Der Schwerpunkt der Songauswahl lag natürlich auf dem neuen Album, was man der Band nicht vorwerfen kann, schließlich will man die neue Scheibe promoten und das Material ist ja auch wirklich hochwertig, aber ich hätte mir doch noch etwas mehr alte Songs gewünscht, so gab es nur zwei von „Sagas“ („Blut im Auge“ und „Unbesiegt“) sowie zwei vom legendären Debut („Unter der Eiche“ und natürlich „Met“, welches Equilibrium vermutlich bis ans Ende ihrer Tage spielen müssen). Aber da müssen wir wohl warten, bis Equilibrium tatsächlich als Headliner durch die Lande ziehen und die Horden mit mehr Spielzeit beglücken können. Oder ist eine Band in diesem Alter, deren Debut gerade mal fünf Jahre zählt, bereits in der Not, für ihre Fans spezielle Klassiker-Shows spielen zu müssen? Ich sage dazu einfach mal ja, denn gerade „Turis Fratyr“ war ein wegweisendes Album, welches ausschließlich aus großartigen Songs besteht, von denen Equilibrium eigentlich keinen weglassen dürfen. So blieb es eine geile aber viel zu kurze Show einer Band, die ich vermutlich bis in alle Ewigkeit lieben werde. Hail!

 

 

Ensiferumimages/live-pic/2012_10/Ensiferum.jpg

 

Neben Equilibrium waren Ensiferum vermutlich die Hauptattraktion des Abends für das junge Publikum und wurden auch frenetisch begrüßt, aber das bayrische Metkommando hatte wohl doch nicht mehr so viele Kraftreserven übriggelassen, jedenfalls kam kaum noch ein Crowdsurfer daher und auch Moshpits und Headbangen waren nicht mehr so angesagt. Nichtsdestotrotz wurden die Finnen laut bejubelt, schließlich sind sie eine feste Größe im Folk/Pagan Metal und warten regelmäßig mit guten Alben und Touren auf. Scheint aber auch ein kleiner Nachteil zu sein, denn gerade Frontmann Petri „Heil“ Lindroos wirkte etwas unmotiviert und müde, spielte eher eine Pflichtvorstellung herunter und erging sich in nahezu identischen, lustlosen Ansagen („The next song is from the blablabla album, it’s called soundso.“).
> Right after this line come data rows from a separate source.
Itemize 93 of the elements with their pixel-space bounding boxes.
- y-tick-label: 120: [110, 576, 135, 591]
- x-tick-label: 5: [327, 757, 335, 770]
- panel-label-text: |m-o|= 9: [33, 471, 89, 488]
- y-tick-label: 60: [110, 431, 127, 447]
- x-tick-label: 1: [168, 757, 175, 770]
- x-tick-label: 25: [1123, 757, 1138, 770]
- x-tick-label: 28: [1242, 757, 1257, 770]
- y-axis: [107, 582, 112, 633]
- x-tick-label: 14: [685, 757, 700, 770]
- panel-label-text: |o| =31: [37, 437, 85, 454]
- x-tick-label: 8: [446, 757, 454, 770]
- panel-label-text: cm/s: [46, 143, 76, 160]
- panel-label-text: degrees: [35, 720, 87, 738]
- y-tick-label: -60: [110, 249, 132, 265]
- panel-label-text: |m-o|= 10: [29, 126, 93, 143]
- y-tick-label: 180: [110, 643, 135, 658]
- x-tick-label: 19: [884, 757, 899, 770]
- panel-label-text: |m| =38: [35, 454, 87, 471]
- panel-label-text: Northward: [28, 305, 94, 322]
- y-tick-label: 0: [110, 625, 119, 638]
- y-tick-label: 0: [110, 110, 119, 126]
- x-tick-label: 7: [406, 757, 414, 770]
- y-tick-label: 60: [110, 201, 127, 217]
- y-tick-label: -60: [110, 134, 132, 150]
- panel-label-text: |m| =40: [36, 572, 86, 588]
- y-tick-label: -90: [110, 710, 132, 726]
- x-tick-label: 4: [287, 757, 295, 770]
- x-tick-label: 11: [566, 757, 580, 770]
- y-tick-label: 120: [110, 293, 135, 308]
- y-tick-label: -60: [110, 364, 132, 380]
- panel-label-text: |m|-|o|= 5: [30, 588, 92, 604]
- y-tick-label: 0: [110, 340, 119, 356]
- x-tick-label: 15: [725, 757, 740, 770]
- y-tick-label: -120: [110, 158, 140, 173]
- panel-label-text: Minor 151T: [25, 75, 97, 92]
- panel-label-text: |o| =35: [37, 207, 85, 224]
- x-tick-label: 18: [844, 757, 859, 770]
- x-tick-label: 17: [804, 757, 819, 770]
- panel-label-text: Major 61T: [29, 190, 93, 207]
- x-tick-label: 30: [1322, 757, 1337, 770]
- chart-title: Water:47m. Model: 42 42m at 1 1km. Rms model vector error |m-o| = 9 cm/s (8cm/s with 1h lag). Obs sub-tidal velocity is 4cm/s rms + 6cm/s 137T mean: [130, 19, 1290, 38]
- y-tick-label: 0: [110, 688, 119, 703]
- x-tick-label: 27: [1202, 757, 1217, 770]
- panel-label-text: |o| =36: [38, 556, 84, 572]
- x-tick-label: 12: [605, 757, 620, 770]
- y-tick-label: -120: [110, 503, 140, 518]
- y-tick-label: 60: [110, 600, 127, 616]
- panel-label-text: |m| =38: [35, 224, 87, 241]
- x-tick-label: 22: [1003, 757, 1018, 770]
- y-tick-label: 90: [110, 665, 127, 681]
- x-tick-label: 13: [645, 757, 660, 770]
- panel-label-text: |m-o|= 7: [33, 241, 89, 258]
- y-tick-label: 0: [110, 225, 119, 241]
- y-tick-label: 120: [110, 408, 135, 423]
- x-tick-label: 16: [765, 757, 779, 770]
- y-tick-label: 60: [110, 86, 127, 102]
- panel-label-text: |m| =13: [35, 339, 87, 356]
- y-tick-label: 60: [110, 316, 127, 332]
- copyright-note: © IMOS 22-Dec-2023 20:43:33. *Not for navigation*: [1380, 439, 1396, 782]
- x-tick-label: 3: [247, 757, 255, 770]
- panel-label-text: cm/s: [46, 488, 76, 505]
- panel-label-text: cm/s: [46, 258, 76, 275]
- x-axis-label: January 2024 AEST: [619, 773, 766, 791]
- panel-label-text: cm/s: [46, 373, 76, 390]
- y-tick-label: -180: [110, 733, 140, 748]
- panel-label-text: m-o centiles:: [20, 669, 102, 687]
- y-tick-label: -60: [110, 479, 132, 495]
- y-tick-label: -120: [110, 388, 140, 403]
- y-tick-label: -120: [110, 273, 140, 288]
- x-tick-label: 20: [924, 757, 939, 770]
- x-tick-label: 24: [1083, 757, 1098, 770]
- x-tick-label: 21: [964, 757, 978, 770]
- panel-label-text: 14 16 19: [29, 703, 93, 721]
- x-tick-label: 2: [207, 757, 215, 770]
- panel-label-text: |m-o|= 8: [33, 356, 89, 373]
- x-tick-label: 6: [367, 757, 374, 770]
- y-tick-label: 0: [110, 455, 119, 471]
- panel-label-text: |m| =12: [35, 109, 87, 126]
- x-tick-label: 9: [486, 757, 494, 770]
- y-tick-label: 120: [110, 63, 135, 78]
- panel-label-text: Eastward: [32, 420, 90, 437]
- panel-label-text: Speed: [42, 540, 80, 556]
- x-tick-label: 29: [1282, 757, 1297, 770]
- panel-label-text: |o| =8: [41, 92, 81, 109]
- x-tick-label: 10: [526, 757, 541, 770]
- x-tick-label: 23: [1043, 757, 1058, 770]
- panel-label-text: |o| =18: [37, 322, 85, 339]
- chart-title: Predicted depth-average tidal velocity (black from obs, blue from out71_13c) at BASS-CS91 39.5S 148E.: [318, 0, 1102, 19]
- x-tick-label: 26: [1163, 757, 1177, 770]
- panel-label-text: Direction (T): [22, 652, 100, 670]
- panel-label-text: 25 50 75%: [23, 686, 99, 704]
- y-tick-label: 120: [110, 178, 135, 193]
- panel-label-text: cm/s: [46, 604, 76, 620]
Seine Flügelstürmer zeigten da mehr Elan, insbesondere der Bassist ging ab wie ein Tier. Mit ihrem Material können Ensiferum nicht viel falsch machen, ein schwaches Album haben sie sich noch nicht geleistet, die bisherige Diskographie wurde weitgehend gleichberechtigt berücksichtigt, u.a. mit „Twilight tavern“, „Iron“, „Lai lai hei“, „Battle song“. War daher eine saubere Sache, aber ich habe schon bessere Auftritte von ihnen gesehen, oder konnten sie einfach nicht gegen die übermächtigen Equilibrium anstinken? Neuer Gig, neuer Versuch, irgendwann.

 

 

images/live-pic/2012_10/TwilightOfTheGods.jpgTwilight Of The Gods

 

Nach Ensiferum leerte sich die Batschkapp nicht unbeträchtlich. Zum einen mußte der Großteil des Publikums vermutlich am nächsten Tag früh in die Schule, zum anderen ist eine Bathory-Coverband vielleicht nicht unbedingt der ideale Headliner für eine Festivaltour. Aber da ich die letzten ausgedehnten Bathory-Welttourneen verpaßt hatte, war ich schon neugierig, was die Truppe da auf die Bühne stellen würde. Nun, von einer All-Star-Band kann man musikalische Kompetenz erwarten und wurde nicht enttäuscht, auch Fronter Alan machte seine Sache sehr gut. Im Gegensatz zu Primordial trat er ohne Schminke an, stattdessen mit schlichter Kleidung und Kopftuch, aber wie immer mit wilder Gestik und Mimik, als gelte es, einen Dramaturgiewettbewerb zu gewinnen. An ihm ist schon ein Schauspieler verlorengegangen. Gesanglich war er gut in Form und bringt mittlerweile auch hohe Töne sicher hervor. Tja und die Setlist? Zu meiner Freude konzentrierte man sich voll auf die epische Seite Bathorys und legte den Schwerpunkt auf den Jahrhundertklassiker „Hammerheart“, von dem gleich vier Songs gespielt wurden („Shores in flames“, „Valhalla“, „Father to son“, „Home of once brave“). Außerdem gab es noch „The sword“, „Under the runes“, „A fine day to die“ und als Abschluß des offiziellen Sets „Blood fire death“. Danach war für mich Schicht, Zugaben bekam ich nicht mehr mit. Zum einen mußte ich die Bahn erwischen, zum anderen bleiben Twilight Of The Gods halt doch eine Coverband, und dafür kann ich mich nicht so recht erwärmen. Obgleich es schön war, mal Bathory-Songs in dieser Qualität live zu hören, war es gleichermaßen unwirklich und befremdlich. Denn Bathory bringt man mit Livegigs so eng in Verbindung wie In Flames mit dem Keep It True, der Name Bathory steht bei mir für großartige Alben, ein heimisches Wikingerfest, nicht jedoch für Auftritte. Was man Twilight Of The Gods aber natürlich nicht vorwerfen kann. Sie machten ihre Sache auf jeden Fall gut und dem Namen Bathory Ehre.

 

Insgesamt war’s ein schöner Abend mit zwei guten Gigs, einer Hammershow, einem Totalausfall und einem etwas anderen Hauptact. Nächstes Jahr sind wir gerne wieder an Bord, und von mir aus können Equilibrium dann gerne einen dreistündigen Headlinerset spielen. Hoch die Hörner!